What exactly is the link between Stuxnet and Duqu? Duqu and Stuxnet share a lot of common code and functions. While Stuxnet binaries have been floating around for some time, the actual source code itself has not been publicly available. The fact that Duqu contains Stuxnet code has led some to believe that Duqu’s authors either have direct access to Stuxnet code — or were the authors of Stuxnet. Duqu also uses an installation driver that is signed using a stolen or forged digital certificate belonging to a Taiwanese company called JMicron. Stuxnet used certificates belonging to the same company.

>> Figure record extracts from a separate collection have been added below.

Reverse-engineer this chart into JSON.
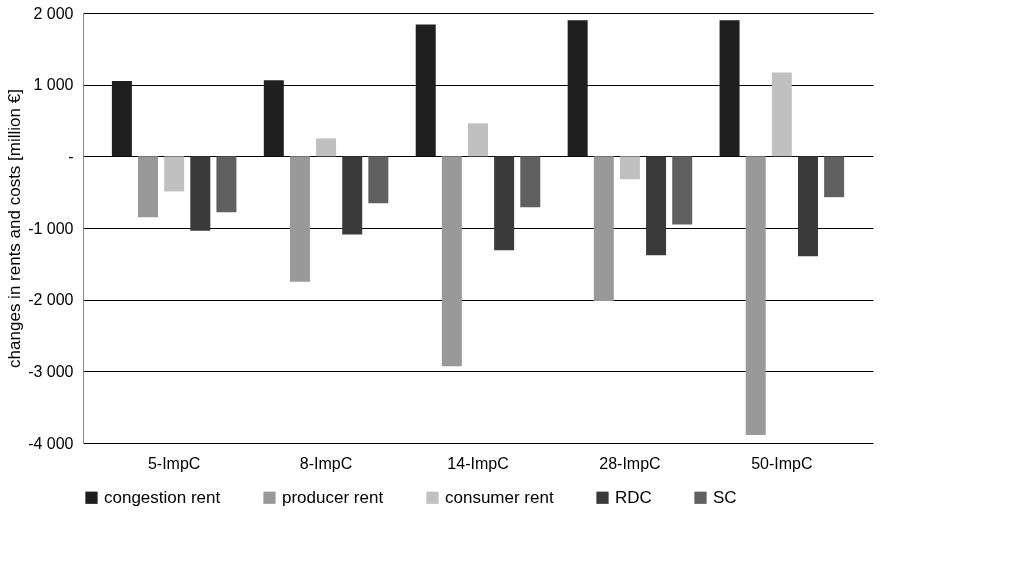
{
  "chart_data": {
    "type": "bar",
    "ylabel": "changes in rents and costs [million €]",
    "categories": [
      "5-ImpC",
      "8-ImpC",
      "14-ImpC",
      "28-ImpC",
      "50-ImpC"
    ],
    "series": [
      {
        "name": "congestion rent",
        "color": "#1f1f1f",
        "values": [
          1050,
          1060,
          1840,
          1900,
          1900
        ]
      },
      {
        "name": "producer rent",
        "color": "#999999",
        "values": [
          -850,
          -1750,
          -2930,
          -2020,
          -3890
        ]
      },
      {
        "name": "consumer rent",
        "color": "#c0c0c0",
        "values": [
          -490,
          250,
          460,
          -320,
          1170
        ]
      },
      {
        "name": "RDC",
        "color": "#3a3a3a",
        "values": [
          -1040,
          -1090,
          -1310,
          -1380,
          -1395
        ]
      },
      {
        "name": "SC",
        "color": "#606060",
        "values": [
          -780,
          -655,
          -710,
          -950,
          -570
        ]
      }
    ],
    "ylim": [
      -4000,
      2000
    ],
    "yticks": [
      {
        "value": -4000,
        "label": "-4 000"
      },
      {
        "value": -3000,
        "label": "-3 000"
      },
      {
        "value": -2000,
        "label": "-2 000"
      },
      {
        "value": -1000,
        "label": "-1 000"
      },
      {
        "value": 0,
        "label": "-"
      },
      {
        "value": 1000,
        "label": "1 000"
      },
      {
        "value": 2000,
        "label": "2 000"
      }
    ],
    "grid": "y",
    "legend": "bottom"
  }
}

So, Duqu is targeted at industrial control systems then? Sort of, but not quite in the same manner as Stuxnet. Duqu appears designed to steal information from vendors of industrial control systems. It is an intelligence-gathering agent. Stuxnet on the other hand was designed to cause actual physical damage to industrial control systems. Security vendor Symantec and others believe that Duqu is being used to steal information that can eventually be used to craft another Stuxnet.

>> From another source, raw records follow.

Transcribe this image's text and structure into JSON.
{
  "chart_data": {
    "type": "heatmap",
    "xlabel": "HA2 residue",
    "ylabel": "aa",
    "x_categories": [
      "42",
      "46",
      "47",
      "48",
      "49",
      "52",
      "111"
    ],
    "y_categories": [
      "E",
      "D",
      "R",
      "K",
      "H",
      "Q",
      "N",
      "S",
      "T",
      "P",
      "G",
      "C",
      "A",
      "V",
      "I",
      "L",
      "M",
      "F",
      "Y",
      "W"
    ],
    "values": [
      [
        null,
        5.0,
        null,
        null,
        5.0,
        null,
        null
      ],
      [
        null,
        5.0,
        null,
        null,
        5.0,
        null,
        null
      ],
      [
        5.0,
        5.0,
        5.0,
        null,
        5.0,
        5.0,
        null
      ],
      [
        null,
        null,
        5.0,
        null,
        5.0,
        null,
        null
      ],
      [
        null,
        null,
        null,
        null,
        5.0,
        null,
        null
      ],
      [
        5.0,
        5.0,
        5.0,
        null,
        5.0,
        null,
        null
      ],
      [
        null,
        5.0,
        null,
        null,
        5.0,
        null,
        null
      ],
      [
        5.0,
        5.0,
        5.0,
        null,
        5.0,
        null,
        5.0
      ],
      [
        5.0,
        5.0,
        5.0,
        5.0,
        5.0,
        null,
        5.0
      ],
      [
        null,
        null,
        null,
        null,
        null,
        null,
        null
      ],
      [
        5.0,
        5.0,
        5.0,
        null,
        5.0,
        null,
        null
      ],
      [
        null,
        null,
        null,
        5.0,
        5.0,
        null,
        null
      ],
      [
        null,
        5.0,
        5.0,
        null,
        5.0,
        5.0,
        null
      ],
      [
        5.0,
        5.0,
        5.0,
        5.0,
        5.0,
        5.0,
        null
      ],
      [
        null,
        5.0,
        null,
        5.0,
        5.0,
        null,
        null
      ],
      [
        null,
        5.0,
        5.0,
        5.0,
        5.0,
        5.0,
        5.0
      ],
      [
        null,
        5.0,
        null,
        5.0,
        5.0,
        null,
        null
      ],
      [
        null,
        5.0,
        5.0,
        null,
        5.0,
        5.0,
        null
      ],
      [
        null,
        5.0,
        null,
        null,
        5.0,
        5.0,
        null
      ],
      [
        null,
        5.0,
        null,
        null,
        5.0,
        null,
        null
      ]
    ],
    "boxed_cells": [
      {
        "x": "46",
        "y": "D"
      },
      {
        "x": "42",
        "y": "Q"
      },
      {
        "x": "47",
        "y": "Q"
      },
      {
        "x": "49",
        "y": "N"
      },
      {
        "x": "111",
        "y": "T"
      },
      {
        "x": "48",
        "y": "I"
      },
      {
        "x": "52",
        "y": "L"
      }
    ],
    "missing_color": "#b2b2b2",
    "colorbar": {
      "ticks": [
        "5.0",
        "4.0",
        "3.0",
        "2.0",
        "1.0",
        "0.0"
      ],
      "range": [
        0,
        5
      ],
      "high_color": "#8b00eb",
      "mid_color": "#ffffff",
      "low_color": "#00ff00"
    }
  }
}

How serious a threat does Duqu really pose? That depends on whom you ask. Companies such as Symantec and Kaspersky have described Duqu as a highly sophisticated piece of malware likely created by a nation state for the specific purpose of going after industrial control systems . Those fears are likely to be fueled by news emerging from Iran that computers in the country have been targeted by Duqu.
But not everyone shares this opinion right? Correct. Some believe the fears are overstated . The U.S. ICS Computer Emergency Response Team initially issued a warning for critical infrastructure owners to be on the alert for Duqu. Later, however, it issued an update saying that neither industrial control systems (ICSs) nor vendors/manufacturers were targeted by Duqu.
How many systems has Duqu infected? That remains unclear, but the actual number of companies that have been victimized by Duqu is thought to be small. Symantec claims it has found Duqu on computers belonging to at least six organizations in eight countries including France, India, Iran, Sudan and Vietnam. Duqu sightings have also been reported in Hungary, Indonesia and the U.K. Based on available estimates from security vendors, the number of infected systems appears to be less than 50, for now, at least.
How exactly does it infect systems? Duqu infects systems in ways that are not entirely understood yet. In one instance, a Duqu installer took advantage of a zero-day kernel-level vulnerability in Microsoft’s Win32k TrueType font parsing engine to install the malware on a vulnerable computer. The malware was delivered via a malformed Word document that was sent to the target organization as an email attachment. Clicking on the document causes the exploit to be triggered.
Once installed, the malware communicates with a command-and-control server, which then instructs it to download additional data stealing malware or to spread itself via network shares to other computers on the same network. Duqu is not designed to propagate on its own. It is also programmed to delete itself from an infected computer after 36 days.
Has Microsoft released a patch for the zero-day flaw Duqu exploits? Not yet. But the company is working on a fix. Until a patch is available, companies can get around the threat by blocking access to T2EMBED.DLL, the dynamic link library associated with embedded font technology.
How does it pass along stolen data from a system? Stolen data is encrypted and then sent out to the C&C servers as JPG image files.
Who is behind Duqu? That really is the big question. The level of sophistication evident in Duqu and the fact that it exploits a Windows kernel-level flaw suggests that its authors are either very well funded or are very highly skilled, or both. Most people think it was created by a nation state; which one is anyone’s guess.
How do I know if my hardware is infected? CrySys has released a free, downloadable toolkit for finding Duqu infections on a system or an entire network. The tool is designed to look for suspicious files and certain known indicators of Duqu. For the most part though, Duqu is highly targeted at ICS vendors, so unless your company is one, you should be okay.